Sports stars "discouraged" from talking about mental health - Vettel

Sebastien Vettel believes sports stars should normalise talking more openly about mental health struggles, rather than it being seen as a sign of weakness.

Sebastien Vettel discussed how sports stars should talk more openly about mental health struggles, rather than it being seen as a sign of weakness.

The German - who announced that he will be retiring from Formula 1 at the end of the year - says there is "no Superman" when it comes to how athletes deal with self doubt, believing that it would show off the humility of sport if conversations were more open.

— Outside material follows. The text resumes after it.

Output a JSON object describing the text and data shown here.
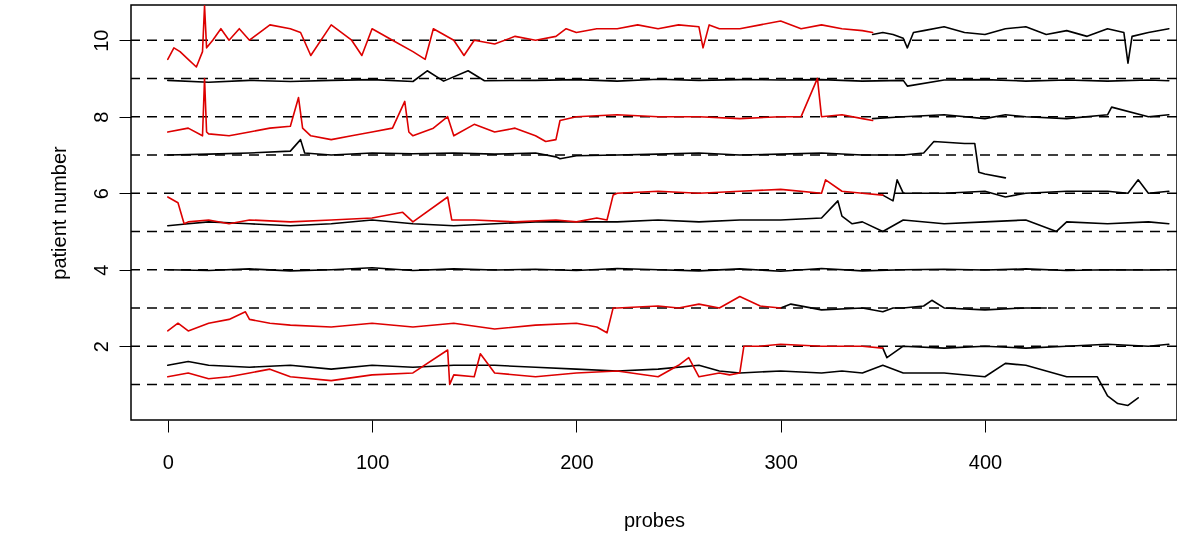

"If I've learned anything its you're never alone with the thoughts you have. And you're not the first one to have these thoughts," Vettel told media, including RacingNews365.com.

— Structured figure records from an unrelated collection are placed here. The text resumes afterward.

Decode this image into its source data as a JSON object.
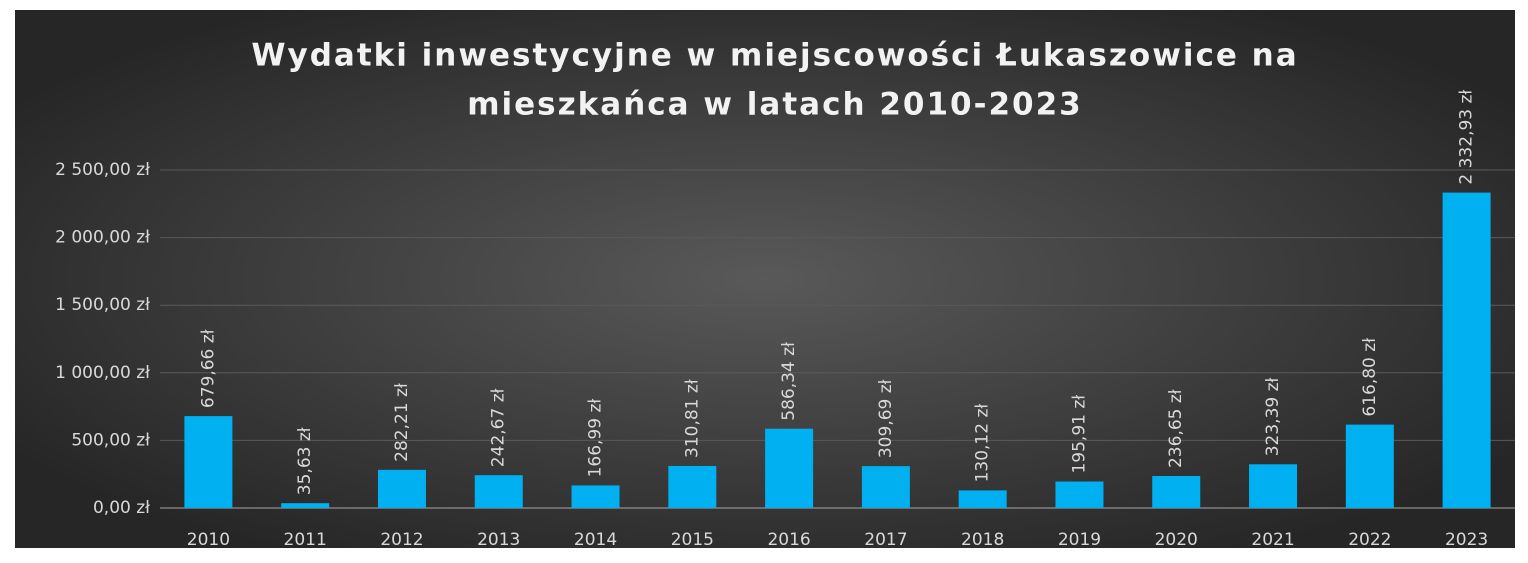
{
  "chart_data": {
    "type": "bar",
    "title": [
      "Wydatki inwestycyjne w miejscowości Łukaszowice na",
      "mieszkańca w latach 2010-2023"
    ],
    "categories": [
      "2010",
      "2011",
      "2012",
      "2013",
      "2014",
      "2015",
      "2016",
      "2017",
      "2018",
      "2019",
      "2020",
      "2021",
      "2022",
      "2023"
    ],
    "values": [
      679.66,
      35.63,
      282.21,
      242.67,
      166.99,
      310.81,
      586.34,
      309.69,
      130.12,
      195.91,
      236.65,
      323.39,
      616.8,
      2332.93
    ],
    "value_labels": [
      "679,66 zł",
      "35,63 zł",
      "282,21 zł",
      "242,67 zł",
      "166,99 zł",
      "310,81 zł",
      "586,34 zł",
      "309,69 zł",
      "130,12 zł",
      "195,91 zł",
      "236,65 zł",
      "323,39 zł",
      "616,80 zł",
      "2 332,93 zł"
    ],
    "color": "#00b0f0",
    "ylim": [
      0,
      2500
    ],
    "yticks": [
      {
        "value": 0,
        "label": "0,00 zł"
      },
      {
        "value": 500,
        "label": "500,00 zł"
      },
      {
        "value": 1000,
        "label": "1 000,00 zł"
      },
      {
        "value": 1500,
        "label": "1 500,00 zł"
      },
      {
        "value": 2000,
        "label": "2 000,00 zł"
      },
      {
        "value": 2500,
        "label": "2 500,00 zł"
      }
    ],
    "grid": true
  }
}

"I think it would be great if we were able to share this more often because it shows the humility that maybe we're lacking in sports because we are projecting hero worship into certain roles.

"We're all human, we all go through the same stuff, same challenges, and there is no Superman or Superwoman... except on TV!"

Vettel: Mental health struggles nothing to be "ashamed of"

Both Lewis Hamilton and Lando Norris have been open about their mental health struggles in the past, the latter revealing that he had undergone therapy.

Other athletes including tennis stars Emma Raducanu and Coco Gauff have also spoken about prioritising mental health struggles, while England cricket star Ben Stokes took a break from the game "to prioritise his mental well-being" last year.

Vettel considers it a "weakness in our society" that people don't air their feelings in public.

He added: "It's nothing to be ashamed of. If you break your leg, what do you do? You go to the doctor and you ask him to fix it.

"The Wise move would have been, what can I do to prevent me from breaking my leg? We don't seem to apply the same thing when it comes to mental health.

"I see it is weakness in our society because it gets seen as a sign of weakness, if you talk about your feelings and you open up.

"There's a lot more happening today than there was 30 years ago, where you had the impression in sports [that] nobody's weak and nobody has these self doubts."